Die leicht geöffneten Münder von Teufel, Soldat und greisem Kommandanten bezeugen, dass zwischen den drei Figuren ein unmittelbarer Kontakt besteht. Der Einfluss des Kommandanten auf den Soldaten und damit auf Krieg oder Frieden scheint schwach zu sein. Seine Züge bleiben schemenhaft und lösen sich in einem Doppelgesicht auf. Er ist die staatstragende, gottgewollte Kraft, der Hoffnungsträger, der vielleicht nicht mehr imstande sein wird, den Krieg zu verhindern. Der ewig weibliche, lebensspendende, angedeutet in dem vollbrüstigen Torso über seinem Kopf, stellt die Verbindung zwischen Kommandanten und Gottwesen her, einem im oberen Bilddrittel in Graffiti-Manier skizzierten, bärtigen Altmännerkopf. Auch die Macht des Teufels über den Soldaten ist eingeschränkt. Luzifer operiert aus einem dunklen Gehäuse heraus, den Blick fest auf den Soldaten gerichtet. Dabei legt er die Tatze auf die Schulter des Gottwesens, wohl um dessen Einfluss abzuschwächen. Das blicklose Profil des Soldaten ist den Kommandanten zugewandt. Sein ich verschmilzt dabei mit dem Helm zu einer fest gefügten Einheit. Während er einen Dialog mit dem väterlichen Befehlshaber führt, ist er längst in den Einflussbereich des Popen gelangt. Der Kirchmann verkörpert den christlichen Glauben. Er ist Gegenspieler des Kommandanten und hat wie dieser Teil an der göttlichen Gnade: Ein breiter Lichtstrahl, unmittelbar vom Gottwesen ausgehend, erleuchtet sein leicht aufwärts gerichtetes, kantiges Gesicht. Der Pope besitzt als einzige wirklich überlegene Macht.

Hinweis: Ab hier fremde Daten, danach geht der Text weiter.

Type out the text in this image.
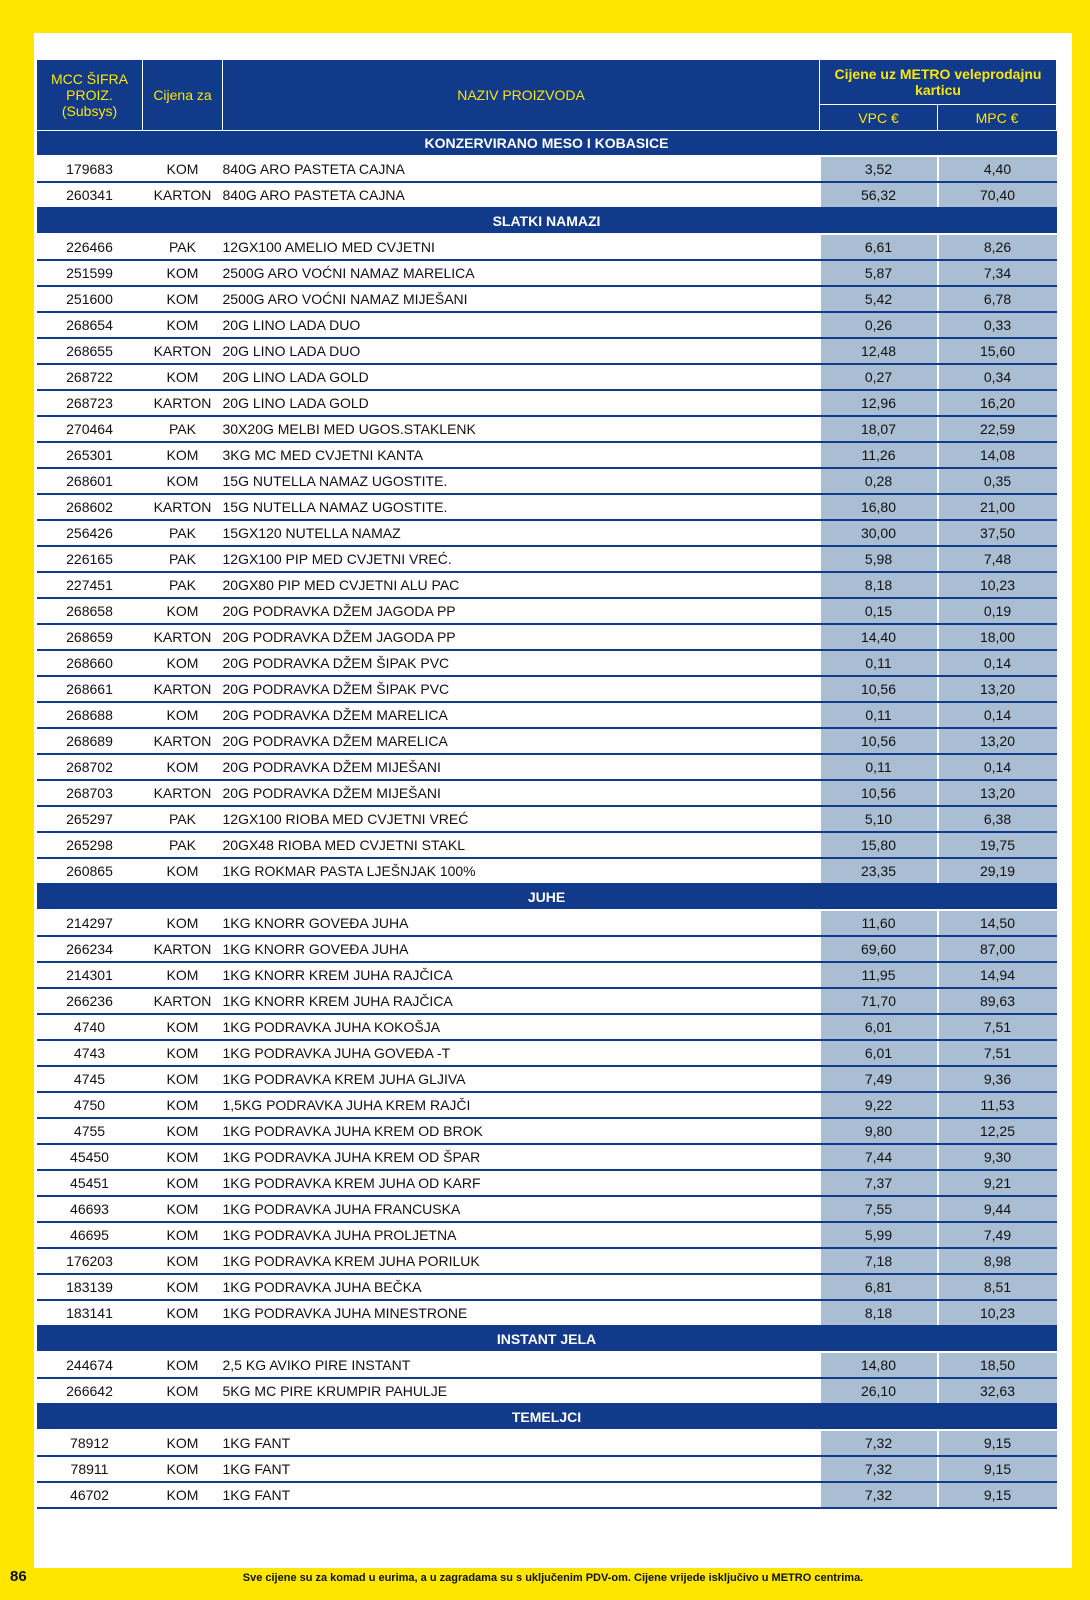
MCC ŠIFRA PROIZ. (Subsys)	Cijena za	NAZIV PROIZVODA	Cijene uz METRO veleprodajnu karticu	
			VPC €	MPC €
KONZERVIRANO MESO I KOBASICE				
179683	KOM	840G ARO PASTETA CAJNA	3,52	4,40
260341	KARTON	840G ARO PASTETA CAJNA	56,32	70,40
SLATKI NAMAZI				
226466	PAK	12GX100 AMELIO MED CVJETNI	6,61	8,26
251599	KOM	2500G ARO VOĆNI NAMAZ MARELICA	5,87	7,34
251600	KOM	2500G ARO VOĆNI NAMAZ MIJEŠANI	5,42	6,78
268654	KOM	20G LINO LADA DUO	0,26	0,33
268655	KARTON	20G LINO LADA DUO	12,48	15,60
268722	KOM	20G LINO LADA GOLD	0,27	0,34
268723	KARTON	20G LINO LADA GOLD	12,96	16,20
270464	PAK	30X20G MELBI MED UGOS.STAKLENK	18,07	22,59
265301	KOM	3KG MC MED CVJETNI KANTA	11,26	14,08
268601	KOM	15G NUTELLA NAMAZ UGOSTITE.	0,28	0,35
268602	KARTON	15G NUTELLA NAMAZ UGOSTITE.	16,80	21,00
256426	PAK	15GX120 NUTELLA NAMAZ	30,00	37,50
226165	PAK	12GX100 PIP MED CVJETNI VREĆ.	5,98	7,48
227451	PAK	20GX80 PIP MED CVJETNI ALU PAC	8,18	10,23
268658	KOM	20G PODRAVKA DŽEM JAGODA PP	0,15	0,19
268659	KARTON	20G PODRAVKA DŽEM JAGODA PP	14,40	18,00
268660	KOM	20G PODRAVKA DŽEM ŠIPAK PVC	0,11	0,14
268661	KARTON	20G PODRAVKA DŽEM ŠIPAK PVC	10,56	13,20
268688	KOM	20G PODRAVKA DŽEM MARELICA	0,11	0,14
268689	KARTON	20G PODRAVKA DŽEM MARELICA	10,56	13,20
268702	KOM	20G PODRAVKA DŽEM MIJEŠANI	0,11	0,14
268703	KARTON	20G PODRAVKA DŽEM MIJEŠANI	10,56	13,20
265297	PAK	12GX100 RIOBA MED CVJETNI VREĆ	5,10	6,38
265298	PAK	20GX48 RIOBA MED CVJETNI STAKL	15,80	19,75
260865	KOM	1KG ROKMAR PASTA LJEŠNJAK 100%	23,35	29,19
JUHE				
214297	KOM	1KG KNORR GOVEĐA JUHA	11,60	14,50
266234	KARTON	1KG KNORR GOVEĐA JUHA	69,60	87,00
214301	KOM	1KG KNORR KREM JUHA RAJČICA	11,95	14,94
266236	KARTON	1KG KNORR KREM JUHA RAJČICA	71,70	89,63
4740	KOM	1KG PODRAVKA JUHA KOKOŠJA	6,01	7,51
4743	KOM	1KG PODRAVKA JUHA GOVEĐA -T	6,01	7,51
4745	KOM	1KG PODRAVKA KREM JUHA GLJIVA	7,49	9,36
4750	KOM	1,5KG PODRAVKA JUHA KREM RAJČI	9,22	11,53
4755	KOM	1KG PODRAVKA JUHA KREM OD BROK	9,80	12,25
45450	KOM	1KG PODRAVKA JUHA KREM OD ŠPAR	7,44	9,30
45451	KOM	1KG PODRAVKA KREM JUHA OD KARF	7,37	9,21
46693	KOM	1KG PODRAVKA JUHA FRANCUSKA	7,55	9,44
46695	KOM	1KG PODRAVKA JUHA PROLJETNA	5,99	7,49
176203	KOM	1KG PODRAVKA KREM JUHA PORILUK	7,18	8,98
183139	KOM	1KG PODRAVKA JUHA BEČKA	6,81	8,51
183141	KOM	1KG PODRAVKA JUHA MINESTRONE	8,18	10,23
INSTANT JELA				
244674	KOM	2,5 KG AVIKO PIRE INSTANT	14,80	18,50
266642	KOM	5KG MC PIRE KRUMPIR PAHULJE	26,10	32,63
TEMELJCI				
78912	KOM	1KG FANT	7,32	9,15
78911	KOM	1KG FANT	7,32	9,15
46702	KOM	1KG FANT	7,32	9,15
86	Sve cijene su za komad u eurima, a u zagradama su s uključenim PDV-om. Cijene vrijede isključivo u METRO centrima.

Nur die Tonsur weist auf die geistige Würde dieser Figur hin. Das energische Profil läßt eher an den Typen eines Heerführers der Renaissance denken wie ihn der Condottiere und Humanist Federico da Montefeltro in Piero della Francescas gemalten Profilbildnis weist. Es sind die großen Leitthemen unserer irdischen Befindlichkeit, das `kollektive Unbewußte`, das den Künstler bewegt: Stammesmythen und Zivilisation, Christentum, Gott und Teufel, Kirche und Staat, Krieg und Frieden. Im Mittelpunkt steht der Mensch. Wie der Soldat bedarf er einer Orientierungshilfe, einer Marschroute. Er kennt seinen Weg nicht, steht im Fadenkreuz widerstreitender Kräfte. Wird er zum Spielball dieser Mächte oder kann er mit dem freien Willen selbst entscheiden, welche Richtung er einschlagen möchte? Bernd D. Heßbrügge unterstellt den Soldaten der Befehlsgewalt des Popen. Die Kirchengeschichte ist reich an kriegerischen Päpsten und Bischöfen. Es ist daher nicht ausgeschlossen, dass der Pope den Soldaten seinen Machtinteressen opfert.
Kriege, so sagt man, liegen in der Natur des Menschen. Dennoch ist Hoffnung. Das sanfte `sfumato` der zarten an Leonardo gemahnenden Tonabstufungen. Liegt wie ein Dunstschleier aus Licht und Luft über dem mit altmeisterlicher Sorgfalt gestalteten Bildgeschehen und erzeugt eine lyrische Grundstimmung. "Lange Zeit habe ich mich mit dem Krieg beschäftigt", meint Bernd D. Heßbrügge. "Jetzt möchte ich mich dem Frieden widmen."